Um duelo movimentado e de qualidade, como queriam as torcidas e a crítica. Assim foi a essência da ‘final’ entre Atlético-MG e Palmeiras no Mineirão. Ambas as equipes mostraram vontade e tiveram suas chances de sair com o triunfo. Porém, no final, quando o placar acusou o empate em 1 x 1, só o fato dos dois times conquistarem um ponto foi o fator comum entre mineiros e paulistas
Para o Galo, ficou a melancolia de perder uma oportunidade dourada de encostar na liderança, se mantendo com 32 pontos, mas com um jogo faltando contra o Internacional. Os palmeirenses sim saíram contentes, pois mantiveram a distância de quatro pontos contra os adversários diretos Atlético e Goiás, com 36 pontos.
Apesar do jogo valer muito para o presente e o futuro da briga pelo título, a expectativa quanto ao número de gols esfriou com os desfalques de Diego Tardelli, na seleção brasileira, e de Obina, machucado.
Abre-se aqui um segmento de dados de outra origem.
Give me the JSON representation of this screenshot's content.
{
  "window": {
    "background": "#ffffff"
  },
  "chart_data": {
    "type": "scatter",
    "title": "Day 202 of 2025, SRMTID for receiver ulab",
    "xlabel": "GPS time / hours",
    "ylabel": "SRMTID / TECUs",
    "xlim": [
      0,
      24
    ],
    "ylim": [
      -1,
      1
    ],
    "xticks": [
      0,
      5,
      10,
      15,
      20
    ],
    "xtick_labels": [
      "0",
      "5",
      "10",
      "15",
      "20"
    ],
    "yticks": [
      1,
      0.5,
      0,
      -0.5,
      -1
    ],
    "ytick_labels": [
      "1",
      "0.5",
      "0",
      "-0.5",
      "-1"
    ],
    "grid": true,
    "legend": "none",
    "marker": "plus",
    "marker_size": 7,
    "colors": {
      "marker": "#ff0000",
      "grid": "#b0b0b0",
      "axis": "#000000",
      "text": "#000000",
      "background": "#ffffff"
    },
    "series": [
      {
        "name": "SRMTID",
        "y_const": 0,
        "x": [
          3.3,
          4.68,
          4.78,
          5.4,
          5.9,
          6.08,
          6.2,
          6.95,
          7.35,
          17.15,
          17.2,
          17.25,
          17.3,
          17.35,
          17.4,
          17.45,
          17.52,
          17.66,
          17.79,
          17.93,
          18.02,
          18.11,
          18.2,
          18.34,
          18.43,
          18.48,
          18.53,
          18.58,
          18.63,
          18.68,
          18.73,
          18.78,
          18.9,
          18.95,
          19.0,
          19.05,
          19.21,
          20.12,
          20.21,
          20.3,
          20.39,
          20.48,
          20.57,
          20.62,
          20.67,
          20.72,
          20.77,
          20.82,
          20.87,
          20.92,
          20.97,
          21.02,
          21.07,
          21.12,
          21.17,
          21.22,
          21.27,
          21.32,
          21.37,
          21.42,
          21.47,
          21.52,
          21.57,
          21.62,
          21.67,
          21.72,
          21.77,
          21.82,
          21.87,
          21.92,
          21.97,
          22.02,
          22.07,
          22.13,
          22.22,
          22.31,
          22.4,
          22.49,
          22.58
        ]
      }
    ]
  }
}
Pois Éder Luis, logo aos 6 minutos, tratou de lembrar a torcida anfitriã que também tem seu valor. Teve uma ajudinha inegável e inacreditável do goleiro Marcos, mas ainda assim abriu o placar.
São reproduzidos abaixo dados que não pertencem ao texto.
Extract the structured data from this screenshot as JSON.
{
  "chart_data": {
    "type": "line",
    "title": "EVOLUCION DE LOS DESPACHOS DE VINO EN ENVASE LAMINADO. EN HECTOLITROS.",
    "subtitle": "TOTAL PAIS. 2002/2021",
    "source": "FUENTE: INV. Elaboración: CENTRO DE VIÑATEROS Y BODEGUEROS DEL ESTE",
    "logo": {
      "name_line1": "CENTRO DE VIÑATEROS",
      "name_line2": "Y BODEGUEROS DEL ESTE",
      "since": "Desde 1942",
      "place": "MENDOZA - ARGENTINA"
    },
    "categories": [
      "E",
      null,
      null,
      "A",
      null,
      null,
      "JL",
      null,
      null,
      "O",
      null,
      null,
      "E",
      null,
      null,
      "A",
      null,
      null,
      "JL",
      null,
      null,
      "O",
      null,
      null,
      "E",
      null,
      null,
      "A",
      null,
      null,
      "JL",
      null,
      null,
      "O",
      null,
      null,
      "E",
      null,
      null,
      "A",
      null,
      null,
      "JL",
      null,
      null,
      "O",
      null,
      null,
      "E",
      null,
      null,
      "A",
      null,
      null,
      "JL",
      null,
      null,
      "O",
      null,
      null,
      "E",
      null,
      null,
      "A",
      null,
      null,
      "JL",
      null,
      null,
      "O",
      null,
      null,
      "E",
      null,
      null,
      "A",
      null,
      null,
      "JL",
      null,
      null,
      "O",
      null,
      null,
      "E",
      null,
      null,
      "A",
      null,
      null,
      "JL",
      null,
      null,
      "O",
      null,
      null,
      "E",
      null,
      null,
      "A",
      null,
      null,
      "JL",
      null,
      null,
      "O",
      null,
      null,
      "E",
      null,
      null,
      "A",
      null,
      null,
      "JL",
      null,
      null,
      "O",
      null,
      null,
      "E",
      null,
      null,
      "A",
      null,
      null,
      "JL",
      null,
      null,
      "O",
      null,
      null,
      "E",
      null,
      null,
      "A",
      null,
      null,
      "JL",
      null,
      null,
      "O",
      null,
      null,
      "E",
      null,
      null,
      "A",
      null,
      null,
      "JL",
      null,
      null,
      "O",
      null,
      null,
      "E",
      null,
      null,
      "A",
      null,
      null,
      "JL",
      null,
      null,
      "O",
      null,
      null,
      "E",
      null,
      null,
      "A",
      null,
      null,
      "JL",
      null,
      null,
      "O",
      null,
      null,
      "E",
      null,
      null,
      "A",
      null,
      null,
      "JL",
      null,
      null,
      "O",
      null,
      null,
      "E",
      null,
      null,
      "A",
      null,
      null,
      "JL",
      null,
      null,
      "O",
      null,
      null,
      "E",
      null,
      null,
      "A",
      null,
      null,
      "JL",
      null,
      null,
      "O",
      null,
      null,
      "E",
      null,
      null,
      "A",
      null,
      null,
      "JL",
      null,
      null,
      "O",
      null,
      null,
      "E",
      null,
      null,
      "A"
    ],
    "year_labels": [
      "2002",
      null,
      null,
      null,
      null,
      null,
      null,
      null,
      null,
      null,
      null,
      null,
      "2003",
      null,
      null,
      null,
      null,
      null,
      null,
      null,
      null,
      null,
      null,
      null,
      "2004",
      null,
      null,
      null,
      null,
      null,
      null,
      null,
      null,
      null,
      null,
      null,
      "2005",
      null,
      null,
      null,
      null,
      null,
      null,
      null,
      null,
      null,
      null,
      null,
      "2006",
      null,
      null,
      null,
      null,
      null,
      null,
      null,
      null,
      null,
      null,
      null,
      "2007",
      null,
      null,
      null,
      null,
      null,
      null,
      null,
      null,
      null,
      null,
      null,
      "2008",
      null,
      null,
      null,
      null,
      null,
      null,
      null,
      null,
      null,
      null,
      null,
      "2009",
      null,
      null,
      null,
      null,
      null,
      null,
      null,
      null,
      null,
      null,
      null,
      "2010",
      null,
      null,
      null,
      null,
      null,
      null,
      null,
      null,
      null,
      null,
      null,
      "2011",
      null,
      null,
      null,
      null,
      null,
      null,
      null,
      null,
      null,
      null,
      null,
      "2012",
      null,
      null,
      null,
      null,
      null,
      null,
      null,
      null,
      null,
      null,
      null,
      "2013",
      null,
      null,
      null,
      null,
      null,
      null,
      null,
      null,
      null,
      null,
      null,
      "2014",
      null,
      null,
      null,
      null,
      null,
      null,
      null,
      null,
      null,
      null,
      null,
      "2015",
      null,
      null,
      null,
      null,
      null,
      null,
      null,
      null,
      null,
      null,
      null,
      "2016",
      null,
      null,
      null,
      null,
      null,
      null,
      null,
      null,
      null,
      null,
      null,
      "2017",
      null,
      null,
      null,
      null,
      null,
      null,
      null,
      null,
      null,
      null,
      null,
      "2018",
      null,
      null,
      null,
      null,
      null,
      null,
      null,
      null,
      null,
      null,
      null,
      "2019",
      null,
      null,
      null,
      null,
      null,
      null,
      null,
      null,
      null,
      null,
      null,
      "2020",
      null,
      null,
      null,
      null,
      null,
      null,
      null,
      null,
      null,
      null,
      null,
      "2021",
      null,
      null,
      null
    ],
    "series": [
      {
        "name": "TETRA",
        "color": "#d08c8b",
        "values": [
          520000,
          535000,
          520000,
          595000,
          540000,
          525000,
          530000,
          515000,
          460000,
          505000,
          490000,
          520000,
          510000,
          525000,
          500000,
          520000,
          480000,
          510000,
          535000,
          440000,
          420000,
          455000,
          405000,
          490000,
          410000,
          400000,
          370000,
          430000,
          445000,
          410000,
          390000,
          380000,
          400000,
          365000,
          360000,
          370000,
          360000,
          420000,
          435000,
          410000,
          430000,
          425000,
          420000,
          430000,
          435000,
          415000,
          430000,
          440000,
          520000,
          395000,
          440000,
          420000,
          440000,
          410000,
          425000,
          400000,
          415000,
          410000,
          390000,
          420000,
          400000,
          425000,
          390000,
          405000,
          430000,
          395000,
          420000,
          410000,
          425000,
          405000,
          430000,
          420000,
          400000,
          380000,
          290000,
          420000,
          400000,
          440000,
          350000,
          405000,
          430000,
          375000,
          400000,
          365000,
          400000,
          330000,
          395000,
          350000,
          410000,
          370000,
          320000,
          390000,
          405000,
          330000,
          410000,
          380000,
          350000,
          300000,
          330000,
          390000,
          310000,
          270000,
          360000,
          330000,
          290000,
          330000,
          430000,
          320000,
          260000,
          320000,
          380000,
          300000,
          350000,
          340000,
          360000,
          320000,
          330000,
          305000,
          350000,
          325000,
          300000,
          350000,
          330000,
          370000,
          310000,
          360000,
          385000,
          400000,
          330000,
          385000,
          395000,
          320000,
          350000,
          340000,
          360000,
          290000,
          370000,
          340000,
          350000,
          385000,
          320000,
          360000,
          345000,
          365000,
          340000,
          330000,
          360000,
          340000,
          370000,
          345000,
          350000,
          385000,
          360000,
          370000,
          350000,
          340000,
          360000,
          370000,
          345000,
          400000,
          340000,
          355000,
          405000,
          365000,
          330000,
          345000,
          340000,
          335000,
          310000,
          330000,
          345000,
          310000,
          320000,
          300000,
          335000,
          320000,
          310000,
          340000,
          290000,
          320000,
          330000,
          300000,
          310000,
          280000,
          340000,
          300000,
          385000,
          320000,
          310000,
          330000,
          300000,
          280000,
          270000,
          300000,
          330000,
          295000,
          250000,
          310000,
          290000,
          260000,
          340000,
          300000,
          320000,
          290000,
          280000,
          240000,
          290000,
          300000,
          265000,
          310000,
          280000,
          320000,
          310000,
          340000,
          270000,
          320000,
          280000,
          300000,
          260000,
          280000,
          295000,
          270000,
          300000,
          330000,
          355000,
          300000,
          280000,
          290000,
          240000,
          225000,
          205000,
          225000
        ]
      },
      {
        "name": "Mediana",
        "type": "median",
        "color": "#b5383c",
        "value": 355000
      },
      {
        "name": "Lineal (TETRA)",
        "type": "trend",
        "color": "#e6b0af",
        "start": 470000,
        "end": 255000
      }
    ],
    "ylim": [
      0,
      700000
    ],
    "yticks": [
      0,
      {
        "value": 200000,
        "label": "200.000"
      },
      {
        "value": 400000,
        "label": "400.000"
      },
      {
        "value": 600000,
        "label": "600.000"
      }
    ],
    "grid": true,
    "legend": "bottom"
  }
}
O Atlético-MG seguiu com maior objetividade em seus ataques, mesmo com vantagem no placar, enquanto o Palmeiras jogava suas fichas na pressão da saída de bola alvinegra e no domínio da bola nos pés de seus jogadores. As finalizações dos comandados de Muricy Ramalho não foram numerosas, porém a insistência na marcação rendeu frutos e o Verdão pode alcançar a igualdade.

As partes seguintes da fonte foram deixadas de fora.